Au Royaume-Uni, dix ans après les émeutes suivant la mort d’un homme tué par la police, la méfiance persiste entre minorités ethniques et forces de l’ordre.

En août 2011, des émeutes avaient secoué Londres. Des manifestants en colère avaient même, dans le quartier de Tottenham, mis le feu à un bus à deux étages.

En août 2011, des émeutes avaient secoué Londres. Des manifestants en colère avaient même, dans le quartier de Tottenham, mis le feu à un bus à deux étages.

AFP

Le 4 août 2011, Mark Duggan, un père de six enfants, métis, âgé de 29 ans, était tué par un policier, à la suite d’une filature. Son quartier de Tottenham, dans le nord de Londres, s’est alors embrasé. Attisées par les difficultés économiques, les émeutes se répandirent en Angleterre, faisant cinq morts et des dégâts considérables.

La justice a conclu que les policiers avaient agi «légalement» en ouvrant le feu sur le jeune homme, qu’ils croyaient armé, mais qui s’était débarrassé de son pistolet un instant plus tôt. La police a néanmoins reconnu qu’elle avait «encore beaucoup à faire» pour améliorer ses relations avec la population noire. Il y a 20 ans déjà, un rapport majeur sur le meurtre raciste d’un adolescent noir avait qualifié la police de Londres d'«institutionnellement raciste».

«Disparités raciales injustifiées et enracinées»

Récemment, un nouveau rapport parlementaire a dénoncé des «disparités raciales injustifiées persistantes et enracinées» dans le maintien de l’ordre et un «échec systémique» à lutter contre les inégalités persistant au Royaume-Uni, où le mouvement Black Lives Matter a donné lieu à d’importantes manifestations, l’an dernier.

L’un des points de friction porte sur le «stop and search», contrôles et fouilles qui ont permis aux forces de l’ordre de procéder à 74’000 interpellations et 11’000 saisies d’armes l’an dernier. Sur une période d’un an jusqu’à mars 2020, les Noirs avaient neuf fois plus de chances d’y être soumis que les Blancs en Angleterre et au pays de Galles.

«Relations au plus bas»

Selon Ken Hinds, 62 ans, qui mène un groupe de surveillance des pratiques policières dans le quartier londonien de Haringey, épicentre des émeutes de 2011, les relations sont «au plus bas» entre la police et la population noire, sur fond de roulement fréquent des responsables policiers et d’interpellations musclées. «Aucune leçon n’est tirée. Ce que nous améliorons un jour est fragilisé le lendemain», déclare-t-il.

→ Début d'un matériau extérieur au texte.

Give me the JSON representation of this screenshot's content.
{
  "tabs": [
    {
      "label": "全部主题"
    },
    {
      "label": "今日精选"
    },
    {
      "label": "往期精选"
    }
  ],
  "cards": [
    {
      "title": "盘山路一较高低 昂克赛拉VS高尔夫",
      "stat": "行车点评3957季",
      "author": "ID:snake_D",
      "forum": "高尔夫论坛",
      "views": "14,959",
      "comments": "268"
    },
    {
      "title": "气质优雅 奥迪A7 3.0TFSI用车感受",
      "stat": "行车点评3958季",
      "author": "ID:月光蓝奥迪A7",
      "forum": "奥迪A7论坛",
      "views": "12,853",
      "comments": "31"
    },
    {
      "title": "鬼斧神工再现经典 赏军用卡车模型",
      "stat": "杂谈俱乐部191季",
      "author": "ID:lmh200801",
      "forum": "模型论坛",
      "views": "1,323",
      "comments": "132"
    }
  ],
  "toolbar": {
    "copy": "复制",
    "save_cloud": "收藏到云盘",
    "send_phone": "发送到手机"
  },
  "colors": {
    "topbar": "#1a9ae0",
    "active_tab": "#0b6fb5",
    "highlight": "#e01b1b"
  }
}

Un récent rapport sur les disparités raciales est parvenu à la conclusion controversée que le Royaume-Uni représente un «modèle pour les autres pays à population majoritairement blanche». Mais les minorités restent sous-représentées au sein de la police, particulièrement dans la hiérarchie. Elles représentent 7,6% dans les rangs de la police en Angleterre et au pays de Galles, contre 14% de la population.

Au moins 20 ans avant la représentativité

La représentativité des forces de l’ordre ne sera pas atteinte avant 20 ans, estime le rapport parlementaire publié le mois dernier. Et selon l’association spécialisée Inquest, les personnes issues des minorités sont surreprésentées parmi les décès résultant de l’usage de la force par la police.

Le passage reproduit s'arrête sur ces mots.